URNAS ELETRÔNICAS

 

Eleições no Brasil acontecem no próximo domingo. Em todo o território nacional os brasileiros deverão votar através da votação eletrônica, então escolhi falar sobre as urnas eletrônicas.

 

Hardware

 

O design original da urna eletrônica já passou por diversas revisões e atualizações, mas a versão atual (modelo UE2000) é fabricado pela empresa brasileira FIC Brasil.
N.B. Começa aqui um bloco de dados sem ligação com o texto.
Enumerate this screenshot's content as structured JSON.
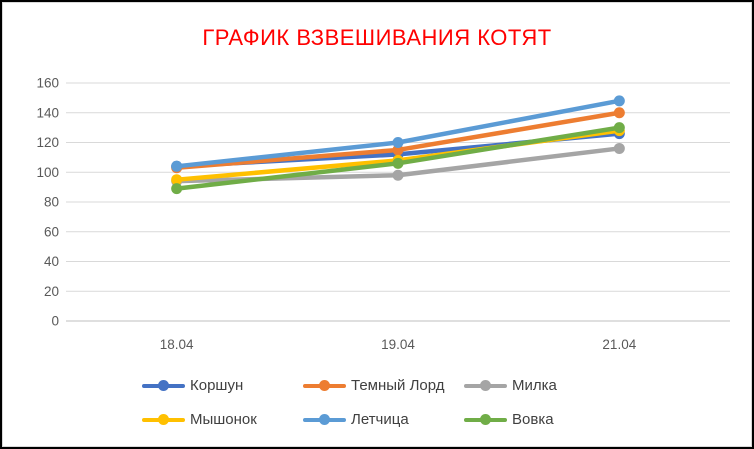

Os componentes é composta pelo terminal de votação (a urna propriamente dita) e um terminal de atendimento.

O terminal de votação pode fazer qualquer calculadora científica atual se roer de inveja: ele conta com um processador X86, 256 MB de memória RAM, um visor de LCD e interfaces USB, Serial, SmartCard, PS/2 e CompactFlash.

 

 Software

É composta de uma versão do sistema Linux criada por uma empresa autorizada pelo TSE. 180 dias antes das eleições, esse código é liberado para membros dos partidos políticos, da OAB e do Ministério Público, que o fuçam de cabo a rabo, procurando por bugs e falhas para reportarem ao tribunal. Até 20 dias antes das eleições, o código final é apresentado novamente, junto com os manuais, documentação e executáveis.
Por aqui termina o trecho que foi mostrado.